Georgia crawfish mutates into new species, takes over Europe

Outside a boiling pot - and certain parts of the American south - the crawfish is an odd animal to see.  So imagine being in Germany, where the crawfish population has exploded in one of the most unusual ways known to science.

The New York Times is the latest to cover the unusual spread of the marbled crayfish, a species that didn't even exist 25 years before - in Germany or anywhere else.  But it turns out that the small crustaceans on far shores have a direct connection to one Georgia riverbed and its surrounding waterways.

Take a trip down to southeast Georgia and you'll find restaurants, stores - and people - named after the Satilla River. It's one of the main waterways there, snaking its way through several counties.  Look hard enough at the right times and you'll also find Procambarus fallax - or the slough crayfish.

It's where the story of a major problem overseas appears to begin, though exactly how is a bit of an oddity.  According to Frank Lyko, a biologist at the German Cancer Research Center, studies of the six-inch-long marbled crayfish have turned up many strange things.

For one, they're all female.

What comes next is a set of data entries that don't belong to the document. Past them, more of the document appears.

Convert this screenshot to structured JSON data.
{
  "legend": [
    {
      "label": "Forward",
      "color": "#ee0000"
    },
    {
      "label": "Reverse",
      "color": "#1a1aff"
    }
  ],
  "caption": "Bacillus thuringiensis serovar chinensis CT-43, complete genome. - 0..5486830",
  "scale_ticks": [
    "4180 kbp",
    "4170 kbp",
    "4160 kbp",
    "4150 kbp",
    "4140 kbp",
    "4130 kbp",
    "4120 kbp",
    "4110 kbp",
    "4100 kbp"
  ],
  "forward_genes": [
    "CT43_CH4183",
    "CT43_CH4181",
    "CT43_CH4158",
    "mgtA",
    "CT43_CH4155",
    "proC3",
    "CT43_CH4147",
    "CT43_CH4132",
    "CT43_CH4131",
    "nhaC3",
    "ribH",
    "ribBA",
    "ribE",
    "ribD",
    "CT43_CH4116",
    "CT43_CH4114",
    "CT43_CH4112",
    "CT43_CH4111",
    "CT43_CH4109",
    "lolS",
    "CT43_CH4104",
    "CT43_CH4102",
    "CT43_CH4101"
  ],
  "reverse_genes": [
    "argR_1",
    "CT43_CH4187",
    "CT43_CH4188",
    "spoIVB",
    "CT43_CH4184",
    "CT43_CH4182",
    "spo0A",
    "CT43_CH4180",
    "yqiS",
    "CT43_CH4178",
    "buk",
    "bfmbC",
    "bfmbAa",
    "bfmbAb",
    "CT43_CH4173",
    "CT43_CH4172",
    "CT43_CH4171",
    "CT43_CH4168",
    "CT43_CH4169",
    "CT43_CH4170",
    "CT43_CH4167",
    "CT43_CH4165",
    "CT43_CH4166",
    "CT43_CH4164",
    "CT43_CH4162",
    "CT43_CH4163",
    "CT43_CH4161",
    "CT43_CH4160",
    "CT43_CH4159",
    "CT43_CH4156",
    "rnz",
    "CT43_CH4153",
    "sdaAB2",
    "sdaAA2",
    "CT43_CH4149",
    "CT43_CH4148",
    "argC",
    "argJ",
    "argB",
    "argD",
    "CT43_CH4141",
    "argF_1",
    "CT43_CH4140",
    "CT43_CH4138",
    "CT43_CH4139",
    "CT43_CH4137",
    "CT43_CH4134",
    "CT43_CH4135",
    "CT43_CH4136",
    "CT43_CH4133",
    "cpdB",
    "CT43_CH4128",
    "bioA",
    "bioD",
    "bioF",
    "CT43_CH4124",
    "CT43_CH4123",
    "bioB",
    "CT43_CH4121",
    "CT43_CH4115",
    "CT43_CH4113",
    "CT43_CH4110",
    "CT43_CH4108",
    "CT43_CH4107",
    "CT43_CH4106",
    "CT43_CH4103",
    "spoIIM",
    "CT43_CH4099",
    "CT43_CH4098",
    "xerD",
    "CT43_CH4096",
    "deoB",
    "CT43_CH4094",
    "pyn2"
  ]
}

And yet they reproducing - by cloning.  Scientists have seen this happening and a population explosion in several countries. So they researched the small creatures - down to their very DNA - and found out they owe their heritage to their cousins in the Satilla River. But it evolved.

Quickly.

In a single crawfish a mutation occurred. According to researchers, somehow, two sex cells fused and produced a female embryo with three copies of each chromosome. Despite this major change, the crawfish don't suffer from deformities.

So it survives, it clones - and spreads.

But how did a crawfish even end up that far away from the swampy Georgia mud in the first place?  According to the New York Times, they're popular aquarium pets among hobbyists in Germany. At least one owner said he got his after they were described to him as "Texas crayfish".

The larger creature turned out to be an apparent marbled crayfish and produced hundreds of eggs.  Some believe the creatures found their way into waterways there when people began dumping the numerous offspring in area lakes.

The Times reports that, now, they can be found in the Czech Republic, Hungary, Croatia and Ukraine in Europe. They're also popping up in Japan and Madagascar.

And it all apparently stemmed from some Georgia-native crawdads.